Most of the action takes place in a rural home, where our two main characters, young Christian men named Isaiah and Jeremiah (heh), expect to either 1) carry through their mission, or 2) have the door slammed in their faces immediately. But instead, the boys (played by Harrison Tanner Dean and co-writer Matt Maguire) find themselves pulled into a truly bizarre situation they didn’t expect: a group exorcism for a demon-possessed woman in an upstairs bedroom. They’re reluctant but don’t have much choice, as their Christian beliefs can help save the day.

Or, as unorthodox Father Ray (Mark Johnson) puts it, “Let’s go drop a Cosby sweater on the devil!”

There’s a lot thrown into this short film, including a pagan journal, odd characters in masks (to be fair, I don’t think the main characters, including Father Ray, know what they’re doing here either), a laid-back exorcist (played by Bob Boaz) whose payoff is hilarious, and a very funny montage (with opera music playing over it) that involves numerous attempts to defeat the demon (I love the bit where one of the boys takes time for a few “selfies”). It all makes for a funny short that makes me wonder what the writing process for this would have been like for director Harrison and his co-writers, Maguire and John Schol. The night they wrote this script, they must’ve had silly grins on their faces. And the day they filmed it, I’m willing to bet they let the actors improvise, because they seem to enjoy themselves here too. And the night and following day they edited it…I imagine most of them were probably very tired after staying awake for nearly 48 hours. (Hey, that’s how it goes.)

“The Book of Lambs” is an absurd story, yet it’s fun and enjoyable. And I can tell this is a film made by people who must have had fun making it. That makes up for the short’s technical faults. I mean, it’s edited nicely and shot well enough, but the audio recording can be particularly distracting for the most part. But when I’m smiling, I don’t care that much about that.

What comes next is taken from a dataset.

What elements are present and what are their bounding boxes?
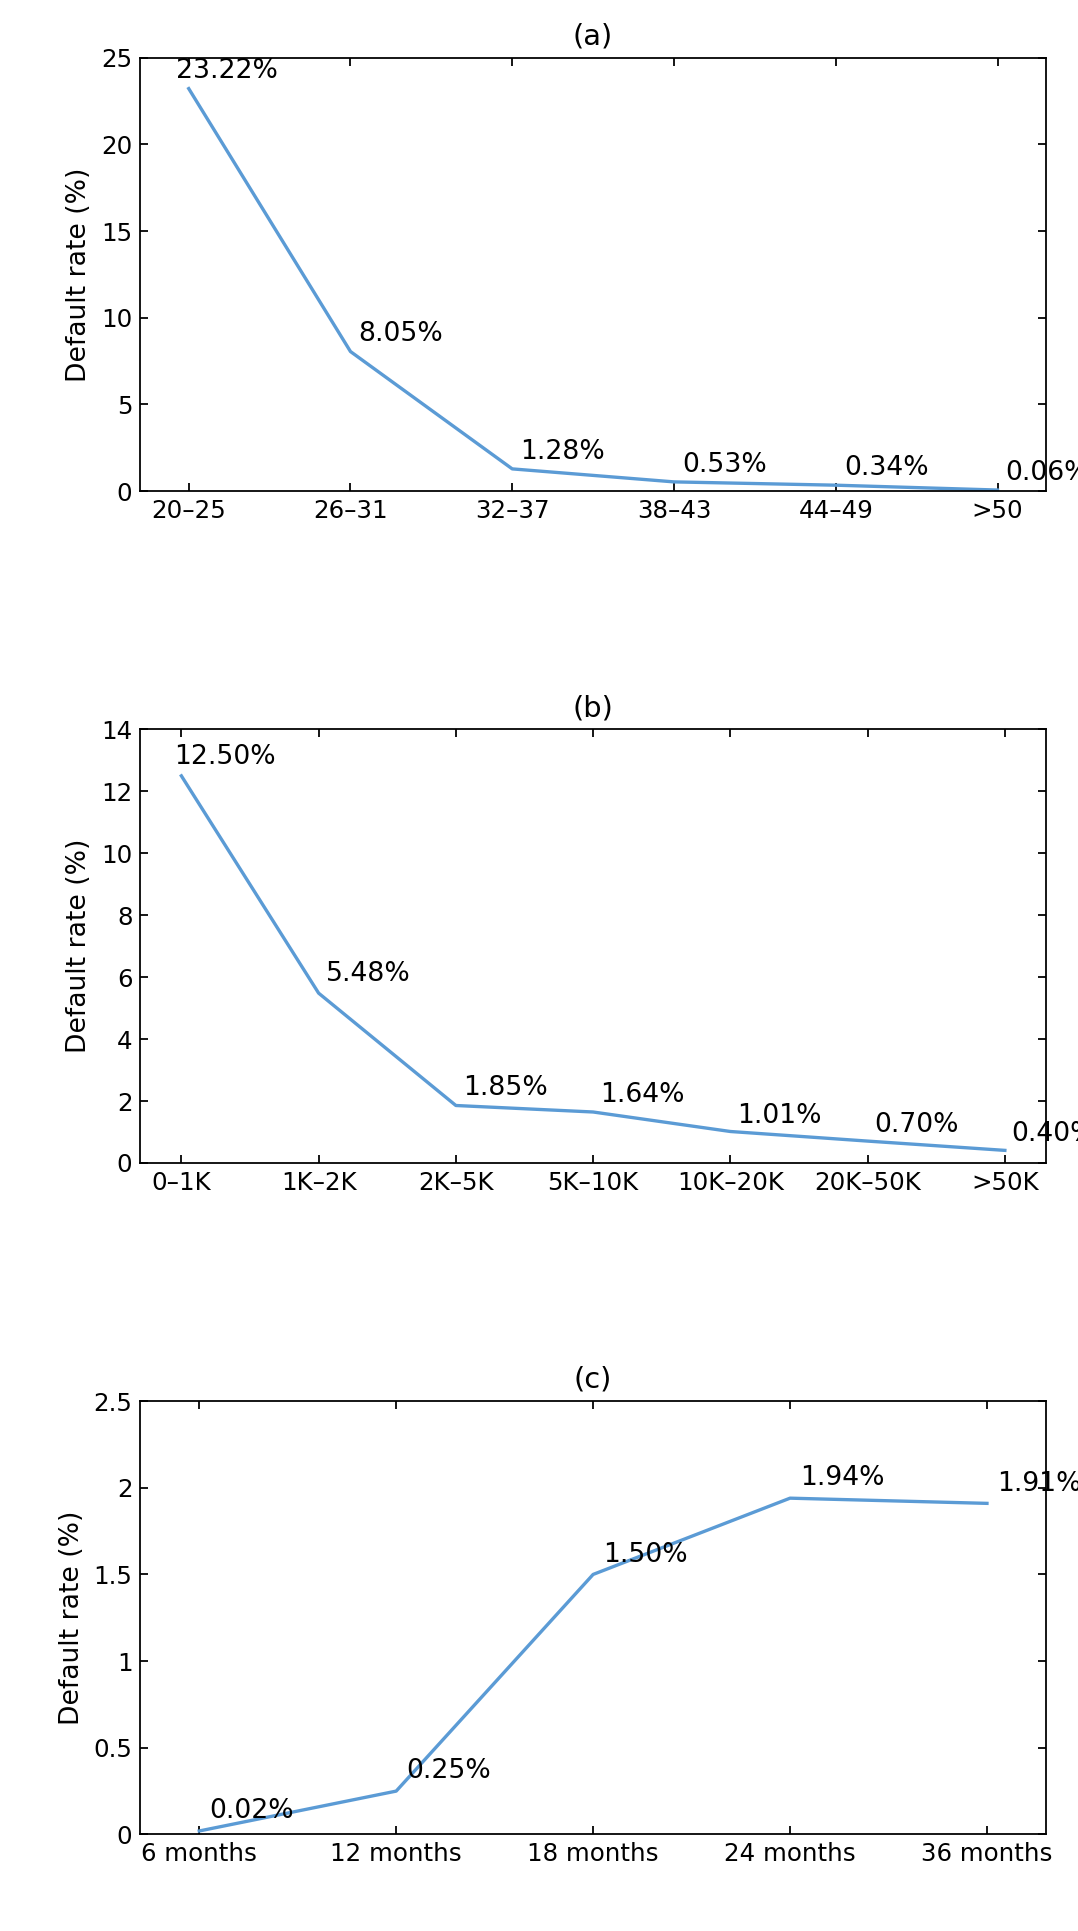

Oh, and I need to give Harrison’s 48-Hr team, Team Bearshark, props for creativity from the very beginning. For those who aren’t familiar with the 48-Hour Film Project, it begins with a kickoff that has each team draw a random genre to work with (conceive, shoot, and edit) for the following 48 hours. They drew a “wild” card, which for them was “animal film.” What did they do? Where do “animals” fit in? Oh…just watch here:

NOTE: “The Book of Lambs” received two awards at the 48-Hr 2014 Awards Ceremony: Best Directing and Runner-Up for Best Film.